Signed into law last week by President Joe Biden, the Inflation Reduction Act includes more than $360 billion to address the climate crisis. It’s the first major climate legislation in U.S. history and it is a BIG deal.

It wouldn’t have happened without intensive grassroots pressure. A youth effort that has been pushing for political action on climate change for the past five years, The Sunrise Movement, released a statement when Congress passed the Climate Bill: “Just a few years ago, pundits and politicians treated the climate crisis as an afterthought. But young people sat-in, marched, went on hunger strike, turned out voters and organized by the thousands to make elected officials address the existential crisis facing our generation.”
We saw it here right in our town before the onset of COVID as local students and other Palisadians participated in a global Climate Strike.
The climate components of the Inflation Reduction Act have three main goals:
Decreasing CO2 and other greenhouse gas emissions.
Mitigating impact of climate change and pollution for the most disadvantaged Americans.
Making the U.S. into the global clean technology leader.
Analysts predict that the money from this law will help reduce greenhouse gas emissions to 40% below 2005 levels.

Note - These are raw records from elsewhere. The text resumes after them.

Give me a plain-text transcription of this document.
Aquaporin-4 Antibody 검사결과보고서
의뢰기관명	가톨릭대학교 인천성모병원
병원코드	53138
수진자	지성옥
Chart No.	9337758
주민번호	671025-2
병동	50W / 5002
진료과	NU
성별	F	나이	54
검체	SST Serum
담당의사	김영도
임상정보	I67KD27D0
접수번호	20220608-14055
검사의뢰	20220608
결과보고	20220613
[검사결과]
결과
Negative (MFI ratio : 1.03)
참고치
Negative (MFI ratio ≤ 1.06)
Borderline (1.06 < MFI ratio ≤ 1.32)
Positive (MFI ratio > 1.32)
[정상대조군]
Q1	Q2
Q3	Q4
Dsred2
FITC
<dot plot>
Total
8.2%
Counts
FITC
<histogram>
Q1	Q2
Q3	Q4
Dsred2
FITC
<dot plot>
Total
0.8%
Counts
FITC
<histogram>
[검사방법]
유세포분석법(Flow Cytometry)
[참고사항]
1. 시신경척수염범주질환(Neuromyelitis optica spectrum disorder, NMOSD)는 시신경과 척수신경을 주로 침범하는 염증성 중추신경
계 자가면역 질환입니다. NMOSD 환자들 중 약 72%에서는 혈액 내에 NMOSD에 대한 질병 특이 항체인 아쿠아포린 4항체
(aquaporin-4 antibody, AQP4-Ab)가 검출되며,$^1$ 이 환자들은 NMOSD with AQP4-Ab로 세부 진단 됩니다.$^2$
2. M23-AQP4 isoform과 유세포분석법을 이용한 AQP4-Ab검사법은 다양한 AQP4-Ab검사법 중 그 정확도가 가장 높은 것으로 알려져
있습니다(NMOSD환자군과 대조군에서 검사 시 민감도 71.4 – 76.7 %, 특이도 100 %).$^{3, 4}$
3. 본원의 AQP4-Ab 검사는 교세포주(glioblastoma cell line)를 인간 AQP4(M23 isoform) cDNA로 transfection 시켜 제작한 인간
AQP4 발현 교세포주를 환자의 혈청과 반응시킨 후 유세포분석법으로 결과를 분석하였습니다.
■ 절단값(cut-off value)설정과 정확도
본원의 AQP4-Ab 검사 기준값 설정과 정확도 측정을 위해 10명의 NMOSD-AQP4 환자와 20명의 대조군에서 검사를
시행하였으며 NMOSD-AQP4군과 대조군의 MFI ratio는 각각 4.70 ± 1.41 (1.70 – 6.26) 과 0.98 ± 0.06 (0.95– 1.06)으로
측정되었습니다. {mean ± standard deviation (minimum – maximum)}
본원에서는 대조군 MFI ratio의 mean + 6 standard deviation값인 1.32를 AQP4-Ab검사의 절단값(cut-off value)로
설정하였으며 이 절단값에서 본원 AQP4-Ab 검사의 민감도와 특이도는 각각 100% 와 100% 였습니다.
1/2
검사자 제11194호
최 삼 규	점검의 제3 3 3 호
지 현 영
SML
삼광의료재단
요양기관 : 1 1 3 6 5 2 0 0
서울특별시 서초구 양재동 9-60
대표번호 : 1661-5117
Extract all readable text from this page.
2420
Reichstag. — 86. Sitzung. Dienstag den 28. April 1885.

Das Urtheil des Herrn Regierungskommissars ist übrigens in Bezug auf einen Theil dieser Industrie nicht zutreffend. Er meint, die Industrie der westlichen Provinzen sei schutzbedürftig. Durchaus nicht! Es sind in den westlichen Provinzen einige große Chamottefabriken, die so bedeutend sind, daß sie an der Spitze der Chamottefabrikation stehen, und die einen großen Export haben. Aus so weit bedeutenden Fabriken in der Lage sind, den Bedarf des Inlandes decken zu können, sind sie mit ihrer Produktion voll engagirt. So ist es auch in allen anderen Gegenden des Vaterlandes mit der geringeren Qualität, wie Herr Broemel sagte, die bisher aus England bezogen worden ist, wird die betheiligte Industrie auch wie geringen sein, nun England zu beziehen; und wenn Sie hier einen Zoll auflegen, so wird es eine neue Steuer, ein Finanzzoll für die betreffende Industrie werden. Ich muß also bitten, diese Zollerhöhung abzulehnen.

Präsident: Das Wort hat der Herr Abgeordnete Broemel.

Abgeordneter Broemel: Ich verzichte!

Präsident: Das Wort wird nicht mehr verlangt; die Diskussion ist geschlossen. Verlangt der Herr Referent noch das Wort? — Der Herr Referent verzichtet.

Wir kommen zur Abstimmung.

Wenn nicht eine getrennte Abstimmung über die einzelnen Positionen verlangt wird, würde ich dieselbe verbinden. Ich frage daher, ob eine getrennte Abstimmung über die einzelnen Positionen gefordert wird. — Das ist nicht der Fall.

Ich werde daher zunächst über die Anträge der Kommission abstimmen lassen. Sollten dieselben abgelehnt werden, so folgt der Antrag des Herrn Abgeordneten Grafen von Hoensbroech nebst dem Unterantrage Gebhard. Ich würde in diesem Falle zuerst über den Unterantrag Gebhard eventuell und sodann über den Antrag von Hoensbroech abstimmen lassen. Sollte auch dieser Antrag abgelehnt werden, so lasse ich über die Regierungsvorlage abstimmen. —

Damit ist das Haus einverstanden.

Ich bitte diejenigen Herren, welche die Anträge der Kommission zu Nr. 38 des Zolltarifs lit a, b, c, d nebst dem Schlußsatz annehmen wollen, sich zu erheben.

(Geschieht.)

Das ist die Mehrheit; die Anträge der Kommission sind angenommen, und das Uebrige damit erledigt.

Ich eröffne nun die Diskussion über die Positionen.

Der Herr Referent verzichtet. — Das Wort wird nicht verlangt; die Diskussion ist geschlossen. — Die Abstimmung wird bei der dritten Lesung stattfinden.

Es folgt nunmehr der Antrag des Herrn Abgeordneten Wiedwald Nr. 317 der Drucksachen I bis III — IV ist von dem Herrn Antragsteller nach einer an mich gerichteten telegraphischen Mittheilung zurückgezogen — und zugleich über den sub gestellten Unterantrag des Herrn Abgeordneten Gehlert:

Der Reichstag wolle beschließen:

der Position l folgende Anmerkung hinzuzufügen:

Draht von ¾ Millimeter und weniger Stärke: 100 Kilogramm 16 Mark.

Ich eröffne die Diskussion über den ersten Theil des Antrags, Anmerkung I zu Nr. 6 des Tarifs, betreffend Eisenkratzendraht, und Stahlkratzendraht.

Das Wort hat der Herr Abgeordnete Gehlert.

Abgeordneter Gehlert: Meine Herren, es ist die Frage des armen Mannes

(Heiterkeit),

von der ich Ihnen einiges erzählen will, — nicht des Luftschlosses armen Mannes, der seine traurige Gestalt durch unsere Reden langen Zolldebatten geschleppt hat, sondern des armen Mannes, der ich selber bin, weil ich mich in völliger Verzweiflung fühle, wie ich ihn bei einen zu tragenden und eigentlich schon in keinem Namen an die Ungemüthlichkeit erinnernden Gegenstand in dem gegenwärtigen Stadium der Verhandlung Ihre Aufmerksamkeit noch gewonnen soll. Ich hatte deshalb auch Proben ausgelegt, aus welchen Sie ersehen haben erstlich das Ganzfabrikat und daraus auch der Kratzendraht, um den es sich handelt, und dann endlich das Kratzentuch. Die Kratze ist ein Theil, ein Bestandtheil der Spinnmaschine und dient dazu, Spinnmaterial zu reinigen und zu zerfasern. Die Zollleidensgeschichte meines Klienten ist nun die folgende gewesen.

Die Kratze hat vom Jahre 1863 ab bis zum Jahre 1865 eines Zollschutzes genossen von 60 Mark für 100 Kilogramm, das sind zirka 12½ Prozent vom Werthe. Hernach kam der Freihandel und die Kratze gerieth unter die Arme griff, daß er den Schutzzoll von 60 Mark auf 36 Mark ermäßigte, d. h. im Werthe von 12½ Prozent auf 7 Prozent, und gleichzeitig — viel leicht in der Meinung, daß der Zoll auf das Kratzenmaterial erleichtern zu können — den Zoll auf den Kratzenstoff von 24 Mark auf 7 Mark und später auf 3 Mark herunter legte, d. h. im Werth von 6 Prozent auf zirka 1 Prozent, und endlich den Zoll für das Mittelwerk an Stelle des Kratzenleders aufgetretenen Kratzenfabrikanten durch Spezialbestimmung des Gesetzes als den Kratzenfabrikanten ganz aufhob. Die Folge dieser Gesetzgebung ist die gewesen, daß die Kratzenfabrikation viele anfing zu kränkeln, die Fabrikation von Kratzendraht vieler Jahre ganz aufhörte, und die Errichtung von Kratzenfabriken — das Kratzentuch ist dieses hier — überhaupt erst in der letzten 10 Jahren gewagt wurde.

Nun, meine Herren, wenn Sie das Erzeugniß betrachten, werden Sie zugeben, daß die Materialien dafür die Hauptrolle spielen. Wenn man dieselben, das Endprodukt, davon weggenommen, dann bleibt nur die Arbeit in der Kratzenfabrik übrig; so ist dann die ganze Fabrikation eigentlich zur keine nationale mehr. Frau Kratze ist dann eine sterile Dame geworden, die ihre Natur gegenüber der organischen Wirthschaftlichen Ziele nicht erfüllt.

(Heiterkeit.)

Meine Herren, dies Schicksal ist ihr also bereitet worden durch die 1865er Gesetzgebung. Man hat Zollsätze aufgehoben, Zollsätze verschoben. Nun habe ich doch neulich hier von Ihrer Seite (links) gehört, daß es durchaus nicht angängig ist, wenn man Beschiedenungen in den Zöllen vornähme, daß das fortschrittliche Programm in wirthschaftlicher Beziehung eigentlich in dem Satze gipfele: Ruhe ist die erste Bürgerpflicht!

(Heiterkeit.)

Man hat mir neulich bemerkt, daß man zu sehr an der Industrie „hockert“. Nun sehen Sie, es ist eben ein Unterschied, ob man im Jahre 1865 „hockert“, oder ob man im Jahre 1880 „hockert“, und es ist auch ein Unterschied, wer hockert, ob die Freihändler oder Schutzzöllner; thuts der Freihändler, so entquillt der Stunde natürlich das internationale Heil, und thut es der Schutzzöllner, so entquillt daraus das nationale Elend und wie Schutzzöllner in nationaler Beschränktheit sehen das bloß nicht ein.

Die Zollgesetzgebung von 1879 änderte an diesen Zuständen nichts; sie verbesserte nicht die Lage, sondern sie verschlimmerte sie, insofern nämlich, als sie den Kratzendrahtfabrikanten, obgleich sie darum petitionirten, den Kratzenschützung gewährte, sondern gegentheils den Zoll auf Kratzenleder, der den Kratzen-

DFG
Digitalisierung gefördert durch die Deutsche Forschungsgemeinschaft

Here’s how the money and priorities break down:
$128 billion in incentives to drive down the cost of installing renewable energy projects (wind, solar, grid scale batteries), which will reduce the amount of carbon dioxide being released into the atmosphere as well as lower people’s electricity bills
$37 billion in tax credits for manufacturers and consumers of solar panels, batteries, battery components, and wind turbines
$30 billion to existing nuclear power plants
$22 billion to help people upgrade appliances in their homes (water heaters, furnaces, stoves and electrical boxes)
$14 billion to help people and property owners make their buildings more energy efficient
$12 billion in electric vehicle tax credits/rebates (but linked to made in U.S.A. and other manufacturing requirements)
$3 billion in tax incentives for existing power plants to capture emissions
$3 billion toward electrifying the postal service fleet
And so much more:
Decarbonizing airplane fuels
Converting garbage trucks and city buses to electric
Helping farmers sequester carbon in their fields
Electrifying port infrastructure
New transmission lines for the stronger grid that will be needed
Charging stations for electric vehicles
Grants for Native tribes to invest in clean energy
Buying debt from rural power co-ops if they promise to shut down their carbon emitting power plants and giving them money to build new infrastructure
Money for communities to come up with their own projects to decrease their climate impact (for community groups that partner with universities and incubation centers). This allows communities to come up with solutions for their specific climate needs.
The Inflation Reduction Act may be a forced compromise between scientists, climate activists and corporate oil lobbyists, and it’s far from perfect, but it’s a start.
Éva Milan Engel is a climate activist and junior at Palisades Charter High School.